No, there are non-physical tangibles at work that measure the worth of a First Lady. How do they stand by their man, and how do stand on their own? Are they activist or passivist? Do they have mettle or meddle? Do they spend their time trying to make America a better place for America, or their husband’s administration a better place for their hair-trigger intolerances? And what would they do if they caught their husband sticking a cigar in an intern’s vajayjay? Let’s start by taking a look at America’s last six Chief Executive Wives.

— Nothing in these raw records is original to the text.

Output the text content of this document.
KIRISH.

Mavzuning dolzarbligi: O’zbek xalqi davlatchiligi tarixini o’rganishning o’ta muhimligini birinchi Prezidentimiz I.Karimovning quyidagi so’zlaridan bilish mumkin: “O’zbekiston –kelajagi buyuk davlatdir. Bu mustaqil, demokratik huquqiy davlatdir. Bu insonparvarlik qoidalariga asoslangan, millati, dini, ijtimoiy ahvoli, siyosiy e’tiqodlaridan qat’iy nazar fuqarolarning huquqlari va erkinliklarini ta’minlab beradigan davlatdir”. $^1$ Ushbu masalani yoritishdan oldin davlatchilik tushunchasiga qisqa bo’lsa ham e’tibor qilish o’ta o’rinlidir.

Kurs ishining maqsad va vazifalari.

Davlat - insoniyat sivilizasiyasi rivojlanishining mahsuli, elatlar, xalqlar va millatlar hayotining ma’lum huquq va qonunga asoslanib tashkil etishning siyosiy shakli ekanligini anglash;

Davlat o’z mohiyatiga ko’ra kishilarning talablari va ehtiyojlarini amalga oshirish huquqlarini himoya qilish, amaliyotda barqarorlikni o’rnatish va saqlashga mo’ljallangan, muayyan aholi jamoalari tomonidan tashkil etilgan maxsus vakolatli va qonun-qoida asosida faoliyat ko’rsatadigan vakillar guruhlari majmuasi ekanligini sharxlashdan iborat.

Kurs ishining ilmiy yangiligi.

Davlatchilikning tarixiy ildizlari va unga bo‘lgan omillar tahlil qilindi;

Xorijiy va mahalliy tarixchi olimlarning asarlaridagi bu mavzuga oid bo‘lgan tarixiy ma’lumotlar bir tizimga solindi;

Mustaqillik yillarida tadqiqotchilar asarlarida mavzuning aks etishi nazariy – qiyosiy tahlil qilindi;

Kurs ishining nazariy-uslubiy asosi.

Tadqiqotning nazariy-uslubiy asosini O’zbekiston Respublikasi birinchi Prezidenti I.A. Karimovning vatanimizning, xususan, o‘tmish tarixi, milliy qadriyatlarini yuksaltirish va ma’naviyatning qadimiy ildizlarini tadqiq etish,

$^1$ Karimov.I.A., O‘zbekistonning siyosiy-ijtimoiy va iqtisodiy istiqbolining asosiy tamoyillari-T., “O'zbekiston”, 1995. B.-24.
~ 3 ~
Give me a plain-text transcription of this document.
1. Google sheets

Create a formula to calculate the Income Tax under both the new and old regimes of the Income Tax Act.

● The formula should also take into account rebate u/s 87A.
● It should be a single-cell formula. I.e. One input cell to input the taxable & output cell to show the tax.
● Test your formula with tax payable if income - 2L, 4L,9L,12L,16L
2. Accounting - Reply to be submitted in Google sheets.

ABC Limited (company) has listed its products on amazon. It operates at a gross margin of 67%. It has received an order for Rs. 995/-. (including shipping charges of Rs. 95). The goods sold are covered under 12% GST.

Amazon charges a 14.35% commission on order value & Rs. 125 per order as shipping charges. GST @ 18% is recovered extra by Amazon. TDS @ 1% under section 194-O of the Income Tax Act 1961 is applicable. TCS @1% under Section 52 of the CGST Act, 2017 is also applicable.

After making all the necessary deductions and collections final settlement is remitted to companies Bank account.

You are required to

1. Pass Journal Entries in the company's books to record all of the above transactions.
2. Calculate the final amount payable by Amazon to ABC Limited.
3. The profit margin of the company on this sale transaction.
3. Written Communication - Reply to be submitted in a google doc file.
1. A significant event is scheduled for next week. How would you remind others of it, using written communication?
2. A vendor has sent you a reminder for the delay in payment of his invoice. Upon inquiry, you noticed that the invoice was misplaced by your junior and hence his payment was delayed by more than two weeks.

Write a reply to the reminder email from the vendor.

LAURA BUSH: How does she stay with the man? She’s a librarian. She’s actually read the books that are on the shelves around her. She should have some reverence for the mother tongue that would compel her conscience, to make her walk far away from this man who treats the English language like Tex Watson treated Leno LaBianca. For blind loyalty alone, she should earn a C- but that’s not entirely fair. She’s conducted herself with unimpeachable dignity (as opposed to her husband, who has conducted himself with apparently unimpeachable indignity) and doesn’t do a lot of shrill politicking about who should and shouldn’t be in her husband’s administration, so, in the interests of fairness: B

HILLARY CLINTON: In her bull-in-the-china-shop arrogance, she botched any chance she had to reform health care, and ostracized a Democratic Congress that might have passed her plan. She stood by Bill during his infidelities–before, during, and, probably, after the White House, which only wins her points for fortitude. Sort of. After August 18, 1998, she and Chelsea should have left the White House with all their stuff piled into a Ford Aerostar and hit the road with the title song from “Alice” as their theme music. Her current spurious claims for effecting world peace during the 1990s notwithstanding, she did travel the world as an effective and vocal ambassador. Still, I can’t believe she didn’t Lorena Bobbitt Bill a long time ago. C

BARBARA BUSH: Yes, she taught a handful of children to read a handful of words. She might have been right when she said of Gerry Ferraro “it rhymes with rich.” But her otherwise-horrible attitude is still being amplified nearly sixteen years after she left the White House. There was her regal assessment of the Katrina refugees living in barely-contained squalor in the Astrodome that “well, some of them are much better off than they were before.” She said two days before the start of Gulf War II, “Why should we hear about body bags and deaths, and how many, what day it’s gonna happen and how many this or that or what do you suppose? Or, I mean, it’s not relevant. So, why should I waste my beautiful mind on something like that?” And how many kids your son is sending to get shredded by IEDs. She is Marie Antoinette, but we’ll have to wait for history to cut her head off. F

NANCY REAGAN: Shrill and controlling, she was a tiny terror to the Reagan staff, and it was often her decision alone whose heads would roll. She had her own astrologist to shape the President’s schedule. She brought a gawdy plutographic opulence to the White House that was responsible for Dynastybeing around as long as it was, and added absolutely nothing to the public good–she didn’t get me to “just say no”; that little I do remember from the 1980s. A mean little harpie. D-

ROSALYN CARTER: Extra points for enduring Billy as a brother-in-law. Between her efforts on behalf of mental health and Habitat For Humanity, she’s done more charitable work than I’ll ever read about, all the while being a thoroughly inoffensive and unobtrusive personality. You just can’t compete with that. A

BETTY FORD: Now this is one tough lady. Even through a good-sized drinking and pain pill problem, she fought for the Equal Rights Amendment and battled breast cancer, and became one of the first activists for breast cancer awareness. After she sobered up, her Betty Ford Center became a whole new vacation industry for the Liza Minellis and Elizabeth Taylors of the world. A

*James Buchanan, 15th President and only bachelor to serve in the nation’s top seat. Murmurs were that he had the gay.